During the Vietnam War, I was a volunteer working for a nonprofit organization called International Voluntary Services in the province town of Tuy Hoa in central Vietnam. I had been in Vietnam for less than a year and had been working, as the only American, in the Dong Tac refugee camp. It was a god-forsaken place, home to some 20,000 refugees, mostly the elderly, women and children. Their homes had been destroyed in the fighting; their men were warriors for one side or the other. These refugees had been “resettled” on the sandy beaches along the coast and were living in unimaginable poverty in tin huts, with almost nothing to eat and no means of earning money for food. The war was creative a living hell for the peasants farmers of Vietnam.
At the time the official word coming out of Washington was that the war was going well. We were winning it, albeit slowly. We were “winning the hearts and minds” of the Vietnamese people. But that mantra was nonsense. And the closer one was to the Vietnamese the more one realized the idea of “winning” was nonsense.
The Vietnamese refugees – technically “displaced persons” because they had not crossed international lines - - that I was trying to “assist” were to have received modest amounts of rice and other subsidies. Truth is they never got aid. Vietnamese government officials had pilfered virtually everything as it came down the pike from national to regional to provincial to district to village level. Each got a share – until there was nothing left for the neediest. I saw and experienced the pattern.
So I wrote Kennedy, who then headed the Senate Refugee Committee, and explained to him what I saw going on. Several months later, to my surprise, I learned he was in Vietnam on a fact-fact finding trip and had asked to see me. I fly to Saigon to have a dinner with him.
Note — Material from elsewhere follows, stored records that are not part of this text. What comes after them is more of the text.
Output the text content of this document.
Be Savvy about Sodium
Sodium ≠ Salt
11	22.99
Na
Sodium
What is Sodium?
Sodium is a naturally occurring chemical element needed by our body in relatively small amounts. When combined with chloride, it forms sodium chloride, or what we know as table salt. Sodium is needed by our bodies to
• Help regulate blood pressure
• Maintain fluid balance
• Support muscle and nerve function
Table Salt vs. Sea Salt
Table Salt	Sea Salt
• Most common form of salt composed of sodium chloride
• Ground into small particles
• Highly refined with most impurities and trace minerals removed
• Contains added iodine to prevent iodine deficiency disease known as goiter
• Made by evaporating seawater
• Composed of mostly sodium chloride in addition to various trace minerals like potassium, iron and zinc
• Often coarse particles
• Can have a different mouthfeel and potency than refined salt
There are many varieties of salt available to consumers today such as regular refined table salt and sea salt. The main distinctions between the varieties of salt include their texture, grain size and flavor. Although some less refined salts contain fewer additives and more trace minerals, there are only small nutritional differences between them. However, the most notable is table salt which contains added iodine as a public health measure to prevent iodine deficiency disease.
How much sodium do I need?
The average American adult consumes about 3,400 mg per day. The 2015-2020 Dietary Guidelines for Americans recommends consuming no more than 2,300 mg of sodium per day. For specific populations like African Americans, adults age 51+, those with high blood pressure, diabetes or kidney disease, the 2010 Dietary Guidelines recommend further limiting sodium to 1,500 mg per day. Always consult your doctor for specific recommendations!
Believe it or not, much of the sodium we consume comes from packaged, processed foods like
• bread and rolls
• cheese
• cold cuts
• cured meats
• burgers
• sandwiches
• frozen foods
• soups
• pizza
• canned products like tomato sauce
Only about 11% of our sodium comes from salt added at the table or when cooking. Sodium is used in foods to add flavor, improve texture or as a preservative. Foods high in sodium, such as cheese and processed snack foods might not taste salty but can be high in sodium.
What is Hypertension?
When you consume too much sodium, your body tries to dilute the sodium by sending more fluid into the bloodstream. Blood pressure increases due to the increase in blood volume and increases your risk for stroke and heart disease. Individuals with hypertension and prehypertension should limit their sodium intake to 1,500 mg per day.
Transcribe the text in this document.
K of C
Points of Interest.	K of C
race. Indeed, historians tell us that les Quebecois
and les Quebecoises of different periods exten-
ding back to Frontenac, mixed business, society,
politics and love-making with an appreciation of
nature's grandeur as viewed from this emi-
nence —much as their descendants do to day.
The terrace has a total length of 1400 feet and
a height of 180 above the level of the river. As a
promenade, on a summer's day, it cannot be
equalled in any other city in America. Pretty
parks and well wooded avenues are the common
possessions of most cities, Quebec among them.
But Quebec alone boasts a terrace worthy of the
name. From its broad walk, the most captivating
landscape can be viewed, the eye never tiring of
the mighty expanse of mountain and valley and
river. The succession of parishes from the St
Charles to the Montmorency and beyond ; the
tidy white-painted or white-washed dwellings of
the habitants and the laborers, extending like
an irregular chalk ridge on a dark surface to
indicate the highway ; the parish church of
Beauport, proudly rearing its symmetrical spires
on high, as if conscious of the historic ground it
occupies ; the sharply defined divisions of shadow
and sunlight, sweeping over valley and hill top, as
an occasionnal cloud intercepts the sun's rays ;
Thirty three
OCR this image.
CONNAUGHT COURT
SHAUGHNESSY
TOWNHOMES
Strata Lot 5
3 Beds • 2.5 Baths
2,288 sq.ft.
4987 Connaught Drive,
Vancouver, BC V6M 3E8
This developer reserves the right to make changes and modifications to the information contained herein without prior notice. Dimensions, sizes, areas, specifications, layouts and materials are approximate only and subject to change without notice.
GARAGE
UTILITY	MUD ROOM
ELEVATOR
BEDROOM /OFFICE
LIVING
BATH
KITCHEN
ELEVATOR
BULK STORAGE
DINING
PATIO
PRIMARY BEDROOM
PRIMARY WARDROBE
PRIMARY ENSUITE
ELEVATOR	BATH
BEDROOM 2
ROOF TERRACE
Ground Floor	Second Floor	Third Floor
Two things stand out about that night. One was that he really seemed to care. I saw in him genuine concern n for the Vietnamese at a time when callous disregard more characterized the whole U.S. involvement. The other was the pain he lived with at the time. We met at a restaurant and his aides were plenty upset that it required his walking up a flight of stairs. Kennedy didn’t complain. Still in a brace several years after a plane crash that almost took his life, he negotiated the flight of stairs slowly – and painfully. It seemed that it took him forever. I felt that night that I had met a caring man. Weeks later, his senate committee issued a scathing report on the way refugees in Vietnam were being treated. It was one of those moments when heads up people began to suspect the war was not really going to go the way the U.S. government had expected it might.
My second encounter with Kennedy was in Washington after I first became editor at NCR. The year was 1981 and I interviewed him for the paper. I asked him at the time what he thought were the most pressing issues facing the nation. He put two at the top of his list: the threat of nuclear war and the need to eliminate global poverty.
I am left today with a feeling that Kennedy was a man who did, indeed, care. He had the ability to size the issues of the times. He was certainly not without fault, as Michael Sean Winters points out in his piece on the NCR web site today. Nevertheless, we are witnessing the passing of a most exceptional human being. It is too bad that the kind of change he - and so many of the rest of us dream about – comes so very slowly.